What just happened? One of the many controversies surrounding AI-generated music is its use of copyrighted material without the consent of rights holders. Sony, however, has reportedly developed a solution: a technology capable of detecting copyrighted music within AI-generated tracks.

According to multiple reports, Sony Group's new system can identify the original works embedded in AI-generated songs and estimate how much each source contributed to the final output.

This attribution capability could allow rights holders to claim compensation when their material influences synthetic tracks. That would make it a potential breakthrough in one of the most contentious areas of generative AI.

The technology appears to build on neural fingerprinting and training-data attribution techniques designed to trace how generative models learn from existing recordings.

Sony researchers have previously explored methods to identify which audio files most influenced a generated piece, making attribution traceable even when the output isn't a direct copy.

Industry collaborations have also explored similar approaches: Sony Music and Universal Music Group partnered with research lab SoundPatrol to deploy neural fingerprinting tools capable of detecting the influence of original human-created music within AI content.

If the new system performs as intended, it could help address a growing legal and ethical crisis around AI music. Record labels and artists have spent the past two years battling AI track generators accused of training on copyrighted material without permission, while platforms have struggled to detect violations at scale. Sony alone has pushed to remove tens of thousands of AI-generated tracks mimicking major artists, highlighting the scope of the problem.

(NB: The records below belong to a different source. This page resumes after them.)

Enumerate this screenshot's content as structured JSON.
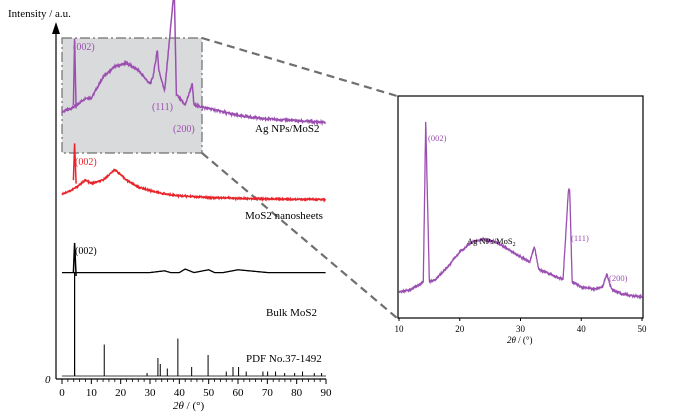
{
  "colors": {
    "ag": "#9b4fb0",
    "mos2": "#e8242a",
    "bulk": "#000000",
    "highlight": "#d9dadc",
    "dash": "#6f6f6f"
  },
  "main": {
    "ylabel": "Intensity / a.u.",
    "xlabel_sym": "2θ",
    "xlabel_unit": " / (°)",
    "origin": "0",
    "xticks": [
      "0",
      "10",
      "20",
      "30",
      "40",
      "50",
      "60",
      "70",
      "80",
      "90"
    ]
  },
  "inset": {
    "xlabel_sym": "2θ",
    "xlabel_unit": " / (°)",
    "xticks": [
      "10",
      "20",
      "30",
      "40",
      "50"
    ],
    "series_label": "Ag NPs/MoS",
    "series_sub": "2",
    "peaks": [
      "(002)",
      "(111)",
      "(200)"
    ]
  },
  "chart_data": [
    {
      "type": "line",
      "xlabel": "2θ / (°)",
      "ylabel": "Intensity / a.u.",
      "xlim": [
        0,
        90
      ],
      "grid": false,
      "series": [
        {
          "name": "Ag NPs/MoS2",
          "color": "#9b4fb0",
          "offset": 0.745,
          "x": [
            0,
            3,
            5,
            8,
            10,
            14,
            18,
            22,
            26,
            28,
            30,
            31,
            32,
            32.5,
            33,
            35,
            38,
            38.3,
            39,
            42,
            44,
            44.4,
            45,
            50,
            60,
            70,
            80,
            90
          ],
          "y": [
            0.02,
            0.03,
            0.04,
            0.06,
            0.06,
            0.12,
            0.15,
            0.16,
            0.14,
            0.12,
            0.1,
            0.12,
            0.17,
            0.2,
            0.14,
            0.08,
            0.35,
            0.36,
            0.07,
            0.04,
            0.09,
            0.1,
            0.04,
            0.03,
            0.01,
            0.0,
            -0.005,
            -0.01
          ],
          "annotations": [
            "(002)",
            "(111)",
            "(200)"
          ]
        },
        {
          "name": "MoS2 nanosheets",
          "color": "#e8242a",
          "offset": 0.51,
          "x": [
            0,
            3,
            5,
            8,
            10,
            14,
            18,
            22,
            26,
            30,
            35,
            40,
            50,
            60,
            70,
            80,
            90
          ],
          "y": [
            0.02,
            0.03,
            0.04,
            0.06,
            0.05,
            0.06,
            0.09,
            0.06,
            0.04,
            0.03,
            0.02,
            0.015,
            0.01,
            0.008,
            0.006,
            0.005,
            0.004
          ],
          "annotations": [
            "(002)"
          ]
        },
        {
          "name": "Bulk MoS2",
          "color": "#000000",
          "offset": 0.305,
          "x": [
            0,
            3,
            4,
            5,
            8,
            10,
            14,
            20,
            30,
            35,
            37,
            40,
            42,
            45,
            50,
            52,
            55,
            60,
            70,
            80,
            90
          ],
          "y": [
            0,
            0,
            0,
            0,
            0,
            0,
            0,
            0,
            0,
            0.005,
            0,
            0,
            0.01,
            0,
            0.008,
            0,
            0,
            0.008,
            0,
            0,
            0
          ],
          "annotations": [
            "(002)"
          ]
        }
      ],
      "reference": {
        "name": "PDF No.37-1492",
        "positions": [
          14.4,
          29.0,
          32.7,
          33.5,
          35.9,
          39.5,
          44.2,
          49.8,
          56.0,
          58.3,
          60.2,
          62.8,
          68.5,
          70.1,
          72.8,
          75.9,
          79.3,
          82.0,
          86.0,
          88.5
        ],
        "intensities": [
          0.21,
          0.02,
          0.12,
          0.08,
          0.05,
          0.25,
          0.06,
          0.14,
          0.03,
          0.06,
          0.06,
          0.03,
          0.03,
          0.03,
          0.03,
          0.02,
          0.02,
          0.03,
          0.02,
          0.02
        ]
      }
    },
    {
      "type": "line",
      "xlabel": "2θ / (°)",
      "xlim": [
        10,
        50
      ],
      "grid": false,
      "series": [
        {
          "name": "Ag NPs/MoS2",
          "color": "#9b4fb0",
          "x": [
            10,
            12,
            14,
            14.4,
            15,
            16,
            18,
            20,
            22,
            24,
            26,
            28,
            30,
            31.5,
            32.3,
            33,
            35,
            37,
            37.9,
            38.1,
            38.5,
            40,
            42,
            43.5,
            44.2,
            45,
            47,
            50
          ],
          "y": [
            0.04,
            0.05,
            0.08,
            0.72,
            0.08,
            0.09,
            0.14,
            0.2,
            0.24,
            0.25,
            0.24,
            0.21,
            0.18,
            0.16,
            0.22,
            0.13,
            0.11,
            0.09,
            0.45,
            0.45,
            0.08,
            0.06,
            0.05,
            0.06,
            0.11,
            0.05,
            0.03,
            0.02
          ],
          "annotations": [
            "(002)",
            "(111)",
            "(200)"
          ]
        }
      ]
    }
  ]
}
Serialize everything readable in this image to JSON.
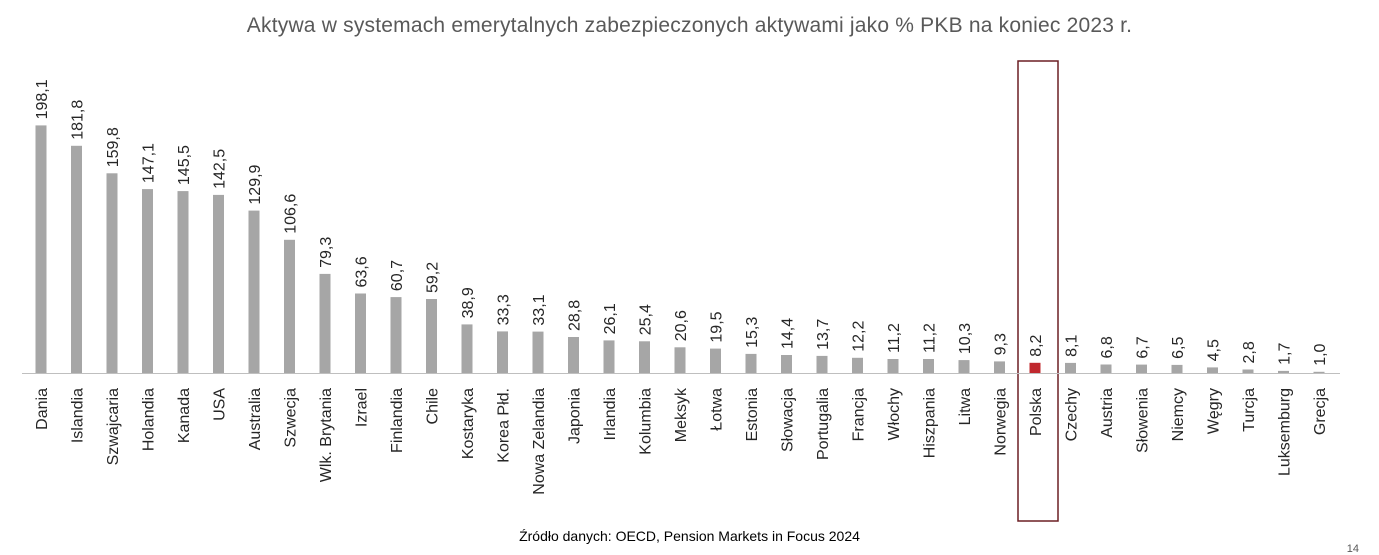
{
  "page": {
    "source": "Źródło danych: OECD, Pension Markets in Focus 2024",
    "page_number": "14"
  },
  "colors": {
    "bar": "#A6A6A6",
    "highlight_bar": "#C0282E",
    "highlight_frame": "#6B1F23",
    "axis": "#BFBFBF"
  },
  "chart_data": {
    "type": "bar",
    "title": "Aktywa w systemach emerytalnych zabezpieczonych aktywami jako % PKB na koniec 2023 r.",
    "xlabel": "",
    "ylabel": "",
    "ylim": [
      0,
      200
    ],
    "grid": false,
    "legend": "none",
    "highlight": "Polska",
    "categories": [
      "Dania",
      "Islandia",
      "Szwajcaria",
      "Holandia",
      "Kanada",
      "USA",
      "Australia",
      "Szwecja",
      "Wlk. Brytania",
      "Izrael",
      "Finlandia",
      "Chile",
      "Kostaryka",
      "Korea Płd.",
      "Nowa Zelandia",
      "Japonia",
      "Irlandia",
      "Kolumbia",
      "Meksyk",
      "Łotwa",
      "Estonia",
      "Słowacja",
      "Portugalia",
      "Francja",
      "Włochy",
      "Hiszpania",
      "Litwa",
      "Norwegia",
      "Polska",
      "Czechy",
      "Austria",
      "Słowenia",
      "Niemcy",
      "Węgry",
      "Turcja",
      "Luksemburg",
      "Grecja"
    ],
    "values": [
      198.1,
      181.8,
      159.8,
      147.1,
      145.5,
      142.5,
      129.9,
      106.6,
      79.3,
      63.6,
      60.7,
      59.2,
      38.9,
      33.3,
      33.1,
      28.8,
      26.1,
      25.4,
      20.6,
      19.5,
      15.3,
      14.4,
      13.7,
      12.2,
      11.2,
      11.2,
      10.3,
      9.3,
      8.2,
      8.1,
      6.8,
      6.7,
      6.5,
      4.5,
      2.8,
      1.7,
      1.0
    ],
    "value_labels": [
      "198,1",
      "181,8",
      "159,8",
      "147,1",
      "145,5",
      "142,5",
      "129,9",
      "106,6",
      "79,3",
      "63,6",
      "60,7",
      "59,2",
      "38,9",
      "33,3",
      "33,1",
      "28,8",
      "26,1",
      "25,4",
      "20,6",
      "19,5",
      "15,3",
      "14,4",
      "13,7",
      "12,2",
      "11,2",
      "11,2",
      "10,3",
      "9,3",
      "8,2",
      "8,1",
      "6,8",
      "6,7",
      "6,5",
      "4,5",
      "2,8",
      "1,7",
      "1,0"
    ]
  }
}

Also read: Spotify removes AI-generated song falsely attributed to country singer who died in 1989

Beyond enforcement, attribution technology could reshape the AI music industry. By measuring how much a generated song relies on specific source material, it may enable licensing frameworks or revenue-sharing models rather than outright bans. That shift would align with the industry's broader push toward "ethical AI" systems trained on licensed content and designed to compensate creators.

The challenge now is adoption. Detection tools must work across streaming platforms, content libraries, and AI generation services, all while remaining accurate even as models improve.